Build: hash_table = {}
  for each row r in R_small:
    hash_table[hash(r.key)].append(r)

Probe:
  for each row s in S_large:
    for each r in hash_table[hash(s.key)]:
      if r.key == s.key:
        output (r, s)

Cost: O(|R| + |S|) if hash table fits in memory. If not: grace hash join (partition both tables by hash, then join each partition).

Best for: Large equi-joins where neither table is sorted. The most common join method in practice.

Index Nested Loop Join

Nested loop where the inner table lookup uses an index.

for each row r in R:
    use index on S to find matching rows  // O(log|S|) per lookup
    output matches

Cost: O(|R| × log|S|).

Best for: Outer table is small. Inner table has an index on the join key.

Cost Estimation

Selectivity

Selectivity = fraction of rows satisfying a predicate.

σ_{age > 25}(Students):  selectivity ≈ (max_age - 25) / (max_age - min_age)
σ_{name = 'Alice'}(Students):  selectivity ≈ 1 / n_distinct(name)

Cardinality estimate = selectivity × total rows.

Statistics

The optimizer relies on statistics about the data:

  • Row count: Number of rows in each table.
  • Column statistics: Number of distinct values, min/max, null fraction.
  • Histograms: Distribution of values. Equi-width or equi-depth (most-common values + histogram for the rest).
  • Correlation: How closely physical order matches index order.
-- PostgreSQL: update statistics
ANALYZE users;

-- View statistics
SELECT * FROM pg_stats WHERE tablename = 'users';

Stale statistics → bad estimates → bad plans. Run ANALYZE after bulk operations.

Sampling

For large tables, statistics are computed from a random sample (not a full scan). PostgreSQL samples ~30,000 rows by default.

Materialized Views

Pre-computed query results stored as a table.
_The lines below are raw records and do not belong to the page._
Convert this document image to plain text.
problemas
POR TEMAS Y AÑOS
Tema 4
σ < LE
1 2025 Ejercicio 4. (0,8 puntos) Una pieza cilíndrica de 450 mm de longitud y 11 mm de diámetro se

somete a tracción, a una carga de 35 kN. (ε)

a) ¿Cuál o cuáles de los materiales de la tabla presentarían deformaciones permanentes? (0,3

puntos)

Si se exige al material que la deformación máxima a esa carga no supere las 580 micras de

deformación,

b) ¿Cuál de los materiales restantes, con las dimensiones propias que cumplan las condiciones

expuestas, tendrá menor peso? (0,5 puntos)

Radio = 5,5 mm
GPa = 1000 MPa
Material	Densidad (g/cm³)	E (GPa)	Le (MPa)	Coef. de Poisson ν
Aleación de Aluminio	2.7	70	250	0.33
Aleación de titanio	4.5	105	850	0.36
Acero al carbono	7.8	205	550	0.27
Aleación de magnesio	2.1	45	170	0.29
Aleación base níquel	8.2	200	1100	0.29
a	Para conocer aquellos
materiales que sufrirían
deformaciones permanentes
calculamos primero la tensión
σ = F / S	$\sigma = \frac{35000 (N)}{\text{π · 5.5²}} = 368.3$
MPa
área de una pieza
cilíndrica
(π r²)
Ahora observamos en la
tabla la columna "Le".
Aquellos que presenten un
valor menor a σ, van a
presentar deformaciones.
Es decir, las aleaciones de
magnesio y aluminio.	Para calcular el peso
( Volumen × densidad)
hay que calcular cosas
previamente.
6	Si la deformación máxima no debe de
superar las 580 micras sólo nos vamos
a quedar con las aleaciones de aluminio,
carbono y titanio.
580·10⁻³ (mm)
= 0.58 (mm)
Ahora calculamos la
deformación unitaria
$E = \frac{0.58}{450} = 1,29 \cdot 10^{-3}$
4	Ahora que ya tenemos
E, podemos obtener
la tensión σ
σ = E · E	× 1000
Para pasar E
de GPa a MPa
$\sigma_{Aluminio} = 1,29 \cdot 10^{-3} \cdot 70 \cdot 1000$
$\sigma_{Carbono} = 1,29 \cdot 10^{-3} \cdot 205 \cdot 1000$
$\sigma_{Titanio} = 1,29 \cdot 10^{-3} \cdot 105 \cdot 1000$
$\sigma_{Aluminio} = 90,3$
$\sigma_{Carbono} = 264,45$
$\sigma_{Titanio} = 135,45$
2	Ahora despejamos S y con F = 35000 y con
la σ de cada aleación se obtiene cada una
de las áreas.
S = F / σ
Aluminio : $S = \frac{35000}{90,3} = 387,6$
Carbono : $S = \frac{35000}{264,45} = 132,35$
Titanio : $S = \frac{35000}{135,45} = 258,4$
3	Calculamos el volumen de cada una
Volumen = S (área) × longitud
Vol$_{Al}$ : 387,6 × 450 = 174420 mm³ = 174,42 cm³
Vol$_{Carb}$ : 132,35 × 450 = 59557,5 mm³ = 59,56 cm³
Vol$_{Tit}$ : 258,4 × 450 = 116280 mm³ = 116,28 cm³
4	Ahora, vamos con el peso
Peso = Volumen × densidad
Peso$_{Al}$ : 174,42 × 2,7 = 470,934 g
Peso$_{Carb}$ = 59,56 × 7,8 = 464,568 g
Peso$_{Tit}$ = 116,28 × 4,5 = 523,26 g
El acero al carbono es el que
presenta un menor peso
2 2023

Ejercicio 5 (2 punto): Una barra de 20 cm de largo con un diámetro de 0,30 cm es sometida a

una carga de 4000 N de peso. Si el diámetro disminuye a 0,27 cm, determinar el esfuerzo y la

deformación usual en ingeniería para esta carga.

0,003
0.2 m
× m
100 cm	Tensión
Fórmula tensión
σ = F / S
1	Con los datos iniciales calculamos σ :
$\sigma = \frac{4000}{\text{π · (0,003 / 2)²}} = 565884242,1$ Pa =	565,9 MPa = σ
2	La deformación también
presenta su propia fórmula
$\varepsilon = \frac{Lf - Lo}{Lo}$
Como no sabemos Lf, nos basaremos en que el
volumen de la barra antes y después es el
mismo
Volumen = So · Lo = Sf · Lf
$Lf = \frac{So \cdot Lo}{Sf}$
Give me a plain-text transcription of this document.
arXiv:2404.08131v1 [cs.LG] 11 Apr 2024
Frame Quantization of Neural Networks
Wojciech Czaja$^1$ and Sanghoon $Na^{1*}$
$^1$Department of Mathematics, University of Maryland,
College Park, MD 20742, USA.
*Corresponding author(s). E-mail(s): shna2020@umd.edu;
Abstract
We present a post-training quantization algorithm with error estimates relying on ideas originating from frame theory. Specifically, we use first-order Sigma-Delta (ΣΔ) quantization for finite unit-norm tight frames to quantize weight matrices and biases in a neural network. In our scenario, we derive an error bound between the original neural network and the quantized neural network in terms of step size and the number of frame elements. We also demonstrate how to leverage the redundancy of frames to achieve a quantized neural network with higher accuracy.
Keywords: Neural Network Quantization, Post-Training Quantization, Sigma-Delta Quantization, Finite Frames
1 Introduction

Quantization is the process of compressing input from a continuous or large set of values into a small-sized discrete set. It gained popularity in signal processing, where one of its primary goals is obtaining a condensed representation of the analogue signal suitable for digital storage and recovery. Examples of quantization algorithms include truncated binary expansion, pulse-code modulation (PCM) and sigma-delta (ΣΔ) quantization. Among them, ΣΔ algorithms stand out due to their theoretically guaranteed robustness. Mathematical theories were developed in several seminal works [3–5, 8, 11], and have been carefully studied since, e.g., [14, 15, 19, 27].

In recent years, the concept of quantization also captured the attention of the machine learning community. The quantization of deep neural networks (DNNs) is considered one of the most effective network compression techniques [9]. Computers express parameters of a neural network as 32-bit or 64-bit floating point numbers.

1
CREATE MATERIALIZED VIEW monthly_revenue AS
SELECT date_trunc('month', order_date) AS month, SUM(amount) AS revenue
FROM orders GROUP BY month;

-- Refresh when data changes
REFRESH MATERIALIZED VIEW monthly_revenue;
REFRESH MATERIALIZED VIEW CONCURRENTLY monthly_revenue; -- without locking reads

Trade-off: Fast reads (pre-computed) but stale data (until refreshed) and storage cost.

Query Plan Caching

Most databases cache prepared statement plans. Avoid re-parsing and re-optimizing for repeated queries.

PREPARE get_user(INT) AS SELECT * FROM users WHERE id = $1;
EXECUTE get_user(42);

Plan invalidation: Cached plans are invalidated when schema changes, statistics are updated, or the plan is deemed suboptimal for a new parameter value.

Parallel Query Execution

Modern databases parallelize query execution across multiple CPU cores.

                    Gather
                   /      \
            Partial Agg  Partial Agg
               |              |
          Seq Scan (part 1)  Seq Scan (part 2)

PostgreSQL: Parallel seq scan, parallel hash join, parallel sort, parallel aggregate. Controlled by max_parallel_workers_per_gather.

When parallel helps: Large scans, aggregations, hash joins. When it doesn't: small tables, index lookups, heavy locking.

Applications in CS

  • Performance tuning: EXPLAIN ANALYZE is the #1 tool. Understanding operator costs helps choose between index scan vs seq scan, hash join vs merge join.
  • Query writing: Knowing how the database executes queries helps write more efficient SQL (avoid correlated subqueries when possible, use EXISTS vs IN appropriately).
  • Schema design: Index selection and table structure should be guided by query patterns.
  • Database administration: Monitor slow queries, update statistics, tune parallel execution settings.